Review by Booklist Review

Lessing has been prolific for decades, writing diverse novels, short stories, plays, nonfiction, and autobiographies. She is also a superb essayist: lucid, wise, knowledgeable, and witty. Most of her conversational, fast-moving, often wry inquiries into literature, politics, and ethics were originally published in England, hence little known in America, a lack redressed in this generous and pleasurable collection. Knowing books as intimately as she does, and caring deeply about reading and writing, Lessing pens critical essays that are vibrant and illuminating, with quotable lines on every page. She writes of cats, censorship, Sufism, the exhilaration of rereading Stendhal, book hunger in African villages, and the nature of memory. Lessing revs up readers' love for books, observes that the voices of common sense are always softer than the noisy rhetorics of extremism, and, in one of her more contemplative pieces, Problems, Myths, and Stories, considers how intrinsic storytelling is to humanness, even as education loosens its connection to great literature, and the art of reading is altered by new technologies and expectations. --Donna Seaman Copyright 2005 Booklist

From Booklist, Copyright (c) American Library Association. Used with permission.
Review by Publisher's Weekly Review

Arguably the grande dame of English letters-the list of her published works comes to 60-plus-Lessing has always been outspoken about literature, politics and social issues. The 65 essays and book reviews collected here range over those topics and others, all declaimed in Lessing's brisk, wry voice and articulated with pragmatic intelligence. Her literary reviews always amplify the book at hand; the pieces on Virginia Woolf, Leo Tolstoy and Jane Austen resonate with fresh insight. Her enthusiastic reconsiderations of authors who are little read today, including Olive Schreiner, George Meredith, A.E. Coppard and Walter de la Mare, may pique readers' curiosity. Another obscure book, about an American prostitute, comes to light in the fascinating "The Maimie Papers." Six essays discuss the writer Idries Shah and his books about the mysteries and consolations of Sufism, which, Lessing claims, were "like a depth charge" and fulfilled all her philosophical and spiritual needs. Not every reader will be convinced. There's a tirade against Robert Mugabe of Zimbabwe (Rhodesia was Lessing's homeland) and a coruscating indictment of American complacency before 9/11. The main theme, whether addressed overtly or underlying her literary criticism, is the indispensable place of books in the life of an educated person and an enlightened culture. Hers is a clarion call. (Dec.) (c) Copyright PWxyz, LLC. All rights reserved

(c) Copyright PWxyz, LLC. All rights reserved
Review by Library Journal Review

Could this really be the first collection of literary essays from the redoubtable Lessing, as it's billed? Tune in for a brilliant reading of everything from Tolstoy to Sufism. (c) Copyright 2010. Library Journals LLC, a wholly owned subsidiary of Media Source, Inc. No redistribution permitted.
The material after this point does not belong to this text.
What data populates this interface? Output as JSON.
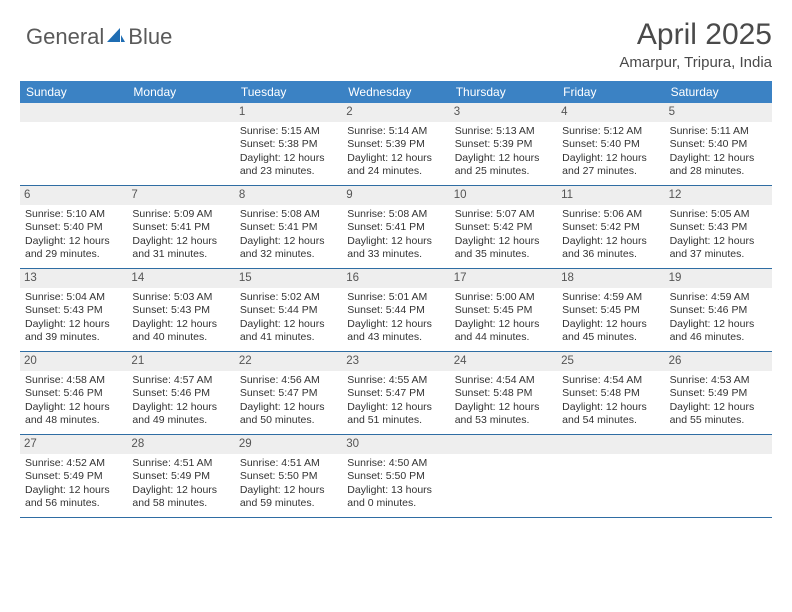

(c) Copyright Library Journals LLC, a wholly owned subsidiary of Media Source, Inc. No redistribution permitted.
AUTHOR NOTES

Doris Lessing was born in Kermanshah, Persia (later Iran) on October 22, 1919 and grew up in Rhodesia (the present-day Zimbabwe). During her two marriages, she submitted short fiction and poetry for publication. After moving to London in 1949, she published her first novel, The Grass Is Singing, in 1950. She is best known for her 1954 Somerset Maugham Award-winning experimental novel The Golden Notebook. Her other works include This Was the Old Chief's Country, the Children of Violence series, the Canopus in Argos - Archives series, and Alfred and Emily. She has received numerous awards for her work including the 2001 Prince of Asturias Prize in Literature, the David Cohen British Literature Prize, and the 2007 Nobel Prize for Literature. She died on November 17, 2013 at the age of 94.